Si la plasticité peut être considérée par son étymologie du côté de l’élaboration des formes, on ne peut la réduire à la seule exploration du médium. Au pluriel, plasticités a les propriétés de ce que Bachelard appelait « un spectre notionnel » résultant des mutations dans lesquelles les pratiques contemporaines se sont engagées. Il s’agirait donc d’actualiser en permanence la notion de plasticité à l’aune des extensions de l’art contemporain mais aussi des autres acceptions du mot : de la neurologie à la chirurgie, de la philosophie à la psychanalyse, ou encore en physique des matériaux, si l’on pense à la présence envahissante de nos fameuses matières plastiques.

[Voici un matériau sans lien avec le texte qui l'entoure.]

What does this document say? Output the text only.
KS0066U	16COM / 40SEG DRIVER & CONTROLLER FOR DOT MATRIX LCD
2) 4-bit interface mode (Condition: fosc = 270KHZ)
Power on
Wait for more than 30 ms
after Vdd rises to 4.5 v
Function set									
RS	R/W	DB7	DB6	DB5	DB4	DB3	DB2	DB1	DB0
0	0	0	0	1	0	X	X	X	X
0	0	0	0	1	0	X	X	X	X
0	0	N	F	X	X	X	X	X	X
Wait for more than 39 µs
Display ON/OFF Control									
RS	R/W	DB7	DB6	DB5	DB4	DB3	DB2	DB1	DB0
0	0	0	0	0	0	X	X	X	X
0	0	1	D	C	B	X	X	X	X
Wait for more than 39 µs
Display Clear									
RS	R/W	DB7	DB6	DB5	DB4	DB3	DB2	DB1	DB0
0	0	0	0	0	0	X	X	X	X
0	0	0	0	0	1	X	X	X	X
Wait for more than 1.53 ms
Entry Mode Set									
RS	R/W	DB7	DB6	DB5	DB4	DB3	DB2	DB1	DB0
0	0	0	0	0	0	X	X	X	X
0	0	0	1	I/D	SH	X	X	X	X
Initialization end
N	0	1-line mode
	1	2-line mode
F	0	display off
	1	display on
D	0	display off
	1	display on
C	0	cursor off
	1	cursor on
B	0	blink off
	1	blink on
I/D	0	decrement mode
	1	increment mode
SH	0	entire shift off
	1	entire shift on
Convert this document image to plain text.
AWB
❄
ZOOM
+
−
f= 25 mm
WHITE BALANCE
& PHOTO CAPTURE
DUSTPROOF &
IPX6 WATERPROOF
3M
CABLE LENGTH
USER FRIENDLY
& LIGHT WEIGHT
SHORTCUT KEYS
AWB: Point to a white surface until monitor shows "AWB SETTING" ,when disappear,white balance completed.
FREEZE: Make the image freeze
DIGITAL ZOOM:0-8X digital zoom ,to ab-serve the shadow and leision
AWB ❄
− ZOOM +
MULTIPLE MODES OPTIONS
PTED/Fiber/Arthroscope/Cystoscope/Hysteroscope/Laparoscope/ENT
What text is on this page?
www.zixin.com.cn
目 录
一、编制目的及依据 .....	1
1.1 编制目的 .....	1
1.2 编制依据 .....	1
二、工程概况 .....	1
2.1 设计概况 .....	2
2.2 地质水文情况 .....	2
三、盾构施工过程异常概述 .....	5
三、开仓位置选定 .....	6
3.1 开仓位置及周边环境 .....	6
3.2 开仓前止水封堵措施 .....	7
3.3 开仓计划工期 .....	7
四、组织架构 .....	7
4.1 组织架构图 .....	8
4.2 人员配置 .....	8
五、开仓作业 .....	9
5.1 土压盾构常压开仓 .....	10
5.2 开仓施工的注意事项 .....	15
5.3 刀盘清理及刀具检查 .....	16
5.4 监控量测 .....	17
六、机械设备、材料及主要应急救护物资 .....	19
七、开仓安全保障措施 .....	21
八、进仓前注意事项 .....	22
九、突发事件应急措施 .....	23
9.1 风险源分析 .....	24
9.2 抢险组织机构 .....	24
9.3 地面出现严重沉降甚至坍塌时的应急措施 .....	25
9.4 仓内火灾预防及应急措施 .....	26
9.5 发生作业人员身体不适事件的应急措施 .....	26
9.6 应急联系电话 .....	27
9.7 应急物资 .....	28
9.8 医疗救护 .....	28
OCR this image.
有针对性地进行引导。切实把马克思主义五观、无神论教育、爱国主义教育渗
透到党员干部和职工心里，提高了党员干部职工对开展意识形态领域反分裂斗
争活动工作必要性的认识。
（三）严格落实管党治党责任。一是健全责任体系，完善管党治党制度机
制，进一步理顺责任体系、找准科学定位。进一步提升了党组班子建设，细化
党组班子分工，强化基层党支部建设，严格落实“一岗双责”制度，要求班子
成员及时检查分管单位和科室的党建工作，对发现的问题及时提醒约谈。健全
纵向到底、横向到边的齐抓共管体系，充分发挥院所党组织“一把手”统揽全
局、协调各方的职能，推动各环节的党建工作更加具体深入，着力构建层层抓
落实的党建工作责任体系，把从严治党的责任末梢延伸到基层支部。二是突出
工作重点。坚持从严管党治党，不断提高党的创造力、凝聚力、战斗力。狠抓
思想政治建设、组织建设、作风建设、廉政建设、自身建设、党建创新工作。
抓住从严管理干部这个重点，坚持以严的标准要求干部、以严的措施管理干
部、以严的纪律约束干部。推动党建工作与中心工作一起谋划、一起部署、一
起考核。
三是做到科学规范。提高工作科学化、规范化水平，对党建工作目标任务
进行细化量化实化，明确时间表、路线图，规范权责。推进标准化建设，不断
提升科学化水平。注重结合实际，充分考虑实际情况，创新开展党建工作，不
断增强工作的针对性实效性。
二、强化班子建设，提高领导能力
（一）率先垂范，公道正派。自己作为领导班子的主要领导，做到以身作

Du coup, dans les arts comme ailleurs, les plasticités à l’œuvre seraient le signe d’un décloisonnement toujours plus manifeste. Ainsi l’art contemporain peut s’entendre comme l’annexion symbolique par les artistes de n’importe quelle réalité naturelle ou humaine qu’ils augmentent d’un « coefficient d’art ». Cette artialisation du monde et des actes humains s’éloigne fondamentalement de l’expression singulière d’un sujet créateur attribuée à la posture moderne. Il s’agira alors non seulement de comprendre les pratiques traditionnelles (dessin, peinture, volume, estampe), dans un sens élargi, mais aussi le rapport des plasticités avec d’autres modes d’expression, entre paroles et gestes, engagement du corps et usage des technologies numériques, sons et images ; étudier aussi les dispositifs de création entre poïétique et distance critique. Ainsi s’articuleraient quatre directions, espaces, corps, temporalités, sons, qui pourront être interrogées en termes de présence, de présentation et de représentation.